COLCHESTER, Vt. Hidden in the brush behind suburban homes one afternoon earlier this month was a 26-pound female bobcat. She was on the move.
Biologists were keen to know where she's been and where she's going. The cat, dubbed B15, was outfitted with a radio collar in January. And Mark Freeman and Olivia LaMaistre of the Vermont Fish and Wildlife Department were tracking her through the back roads of the state's most populous county.
"She's probably maybe a football field and a half in front of us," Freeman said after locating the cat with a directional antenna. "She's right off in that scrub, some of the thicker stuff maybe."
Freeman and LaMaistre's search, which is helping to judge the health of Vermont's bobcat population, is part of a national effort to determine how various wildlife populations are faring.
In New Hampshire, for example, biologists are using the program to foster survival of Karner blue butterflies by encouraging school children to plant blue lupines that butterflies need to live. In Maryland, off-road vehicles are being studied to determine whether they're threatening cold water streams.
There are also programs to protect bats in Pennsylvania, bay scallops in New York and the Pine Barren tree frog in New Jersey.
Those are among projects in all 50 states, the District of Columbia and U.S. territories that have received State Wildlife Grants from the U.S. Fish and Wildlife Service.
"The whole intent of state wildlife grants is to keep common species common and address species conservation needs before they become endangered," said Dee Mazzarese, who helps administer the grants for the U.S. Fish and Wildlife Service from Virginia to Maine. "It's to look at the critters out there that haven't had dedicated funding and direct some funding to them."

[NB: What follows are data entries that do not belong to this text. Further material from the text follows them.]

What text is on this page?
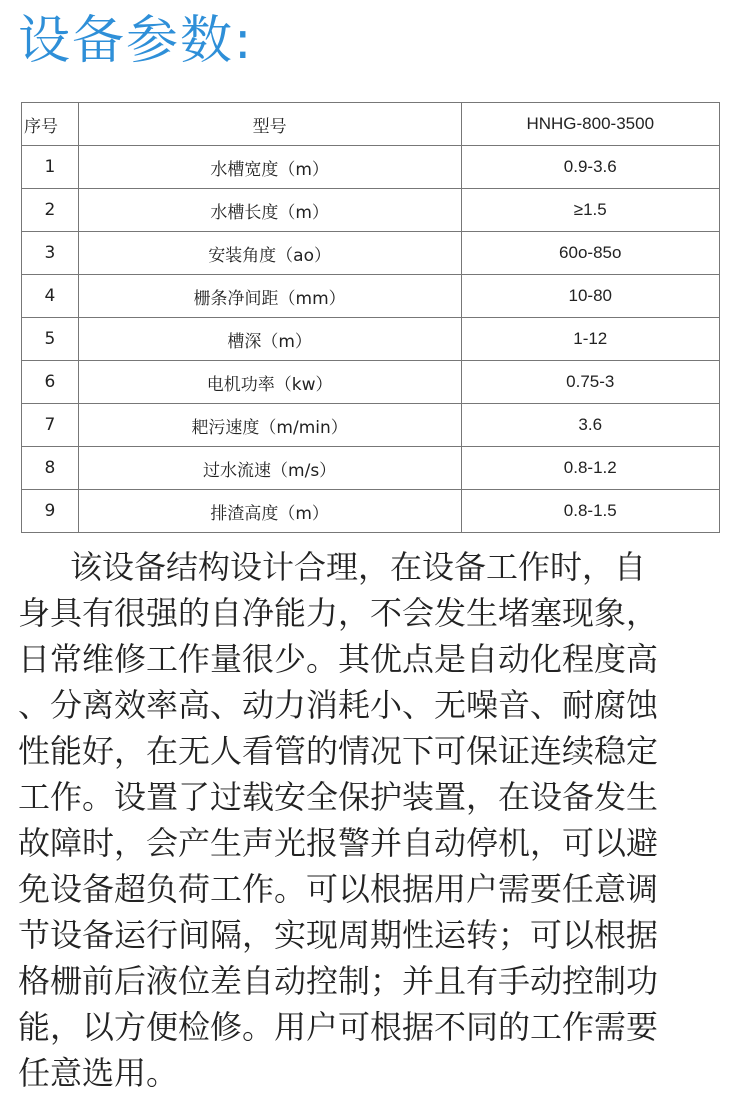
设备参数:
序号	型号	HNHG-800-3500
1	水槽宽度（m）	0.9-3.6
2	水槽长度（m）	≥1.5
3	安装角度（ao）	60o-85o
4	栅条净间距（mm）	10-80
5	槽深（m）	1-12
6	电机功率（kw）	0.75-3
7	耙污速度（m/min）	3.6
8	过水流速（m/s）	0.8-1.2
9	排渣高度（m）	0.8-1.5
该设备结构设计合理，在设备工作时，自
身具有很强的自净能力，不会发生堵塞现象，
日常维修工作量很少。其优点是自动化程度高
、分离效率高、动力消耗小、无噪音、耐腐蚀
性能好，在无人看管的情况下可保证连续稳定
工作。设置了过载安全保护装置，在设备发生
故障时，会产生声光报警并自动停机，可以避
免设备超负荷工作。可以根据用户需要任意调
节设备运行间隔，实现周期性运转；可以根据
格栅前后液位差自动控制；并且有手动控制功
能，以方便检修。用户可根据不同的工作需要
任意选用。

In Vermont, the $300,000, four-year bobcat study is one of about 40 projects that have been funded with the help of the federal program. Biologists have used the grant money to study giant lake sturgeon or tiny rainbow smelt in Lake Champlain, a prime forage fish for trout and salmon, or fresh water mussels. It has funded studies of Bicknell's thrush on top of Mount Mansfield, the state's highest peak, helped develop a butterfly directory and a wildlife planning manual for towns.
"For a lot of these species it's the first time any biologist has had a chance to spend any time on them," said Jon Kart, who has helped coordinate state plans.
Freeman and LaMaistre's tracking of bobcat B15 is helping determine how a species that's typically wary of humans is faring in areas where development is moving into what until recently were rural areas. Bobcats can be found throughout the Vermont countryside, but in what came as a surprise to Freeman, many are living in suburban back yards at the edge of the state's most populated areas.
Vermont's bobcats are thought to live around rock ledges and wetlands. They probably use regular corridors for traveling, said Kim Royar, who leads the Vermont Department of Fish and Wildlife's fur bearer team.
"We know that bobcats are a fairly adaptable animal," said Royar. "We're hoping we'll have a scientific basis for conservation planning."
There's plenty of that habitat in the area where Freeman and LaMaistre are tracking the bobcats.
"What I am surprised about is the number of cats in the (Lake Champlain) valley," Freeman said. "There are a lot more cats in the valley than I anticipated."
It's the same area where new homes are filling abandoned farm fields, once ideal hunting ground for the bobcats. They feed on song birds, turkeys, partridge, mice, the occasional rabbit and the even more occasional deer.
Freeman has led a team that started trapping the bobcats last spring. The cats are lured into box cages using beaver carcasses and other bait.
Over the course of the season the team caught 20 cats. Some were too small to outfit with radio collars and were released. Fifteen cats were collared. One was hit by a car and other bobcats either were outfitted with collars that didn't work or were able to drop them in the wilderness. Four cats are now being tracked.
The collars, designed to fall off after 130 days, have equipment to track a bobcat's travels, which will be fed into a computer after the collars are retrieved.
B15, a cat that had bred in the past, was trapped in January on the west side of Colchester Pond. Since then it's been tracked back and forth across Colchester, which lies just north of Burlington. It regularly crosses Interstate 89, but there are indications it uses an underpass or culvert, and doesn't cross four lanes of high-speed traffic.
The two researchers didn't see B15 that afternoon, nor did they want to. But they noted her location before getting back into their car and heading south of Burlington. There, they quickly tracked bobcat B17, another female, in Charlotte.
They made no effort to spot the animals or let the bobcats know they were being followed.
"All we need to know is that they're OK," LaMaistre said.